I suggest to add a short bridging paragraph in the Discussion or Conclusions  to clarify how the observed physical environmental changes contextualize or inform the population adaptation models, even at a qualitative level.

It would be useful to explicitly state that the structural equation models address perceived risk, adaptive capacity, and social responses to environmental change, in order to avoid any potential ambiguity regarding causal relationships.

Response:   We have been realized all your valuable suggestions and improved the paper aqccording to them.  

3) Balance and Length of Sections

I think that some historically oriented or descriptive sections (particularly those detailing the history of glaciological and floristic research) could be slightly condensed, while preserving their scientific value.

Ensuring a more balanced proportionality across sections may help maintain readers’ focus on the manuscript’s primary original contributions.
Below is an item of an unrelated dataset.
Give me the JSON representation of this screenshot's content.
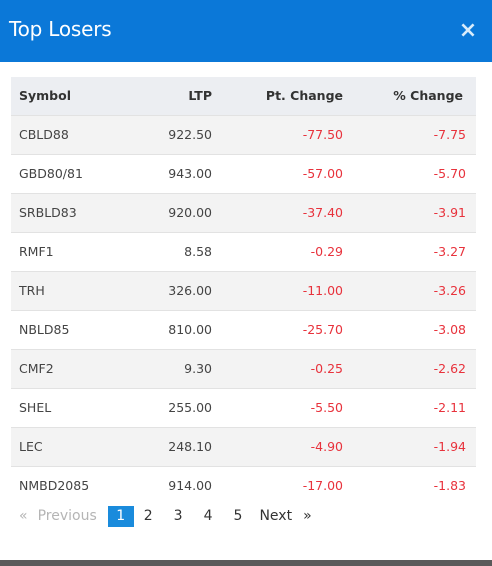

Response:   We have done our best to reduce the length of the article, in particular, the section on the NDVI has been moved to the Supplementary Materials. We also try to get better balance between sections.

4) Conclusions and Transferability

In my opinion the Conclusions could be strengthened by clearly articulating two to three key take‑home messages that are transferable to other arid or semi‑arid high‑mountain regions.

The role of the present study as a baseline reference for future monitoring and interdisciplinary research could be emphasized more clearly.

Response:   Thank you for this valuable advice; we did all our best to realize it.

5) Minor Editorial Aspects

Check consistency in terminology (e.g., South‑East vs. South‑Eastern Altai).

Ensure uniform use of abbreviations throughout the manuscript (e.g., ELA, NDVI, SEM).

Verify that all key figures are cited at appropriate points in the main text.

Response:  Thank you. We realized all your Minor Editorial Aspects.

Round 3

Reviewer 3 Report

Comments and Suggestions for Authors

Thanks, no more remarks from me, good luck!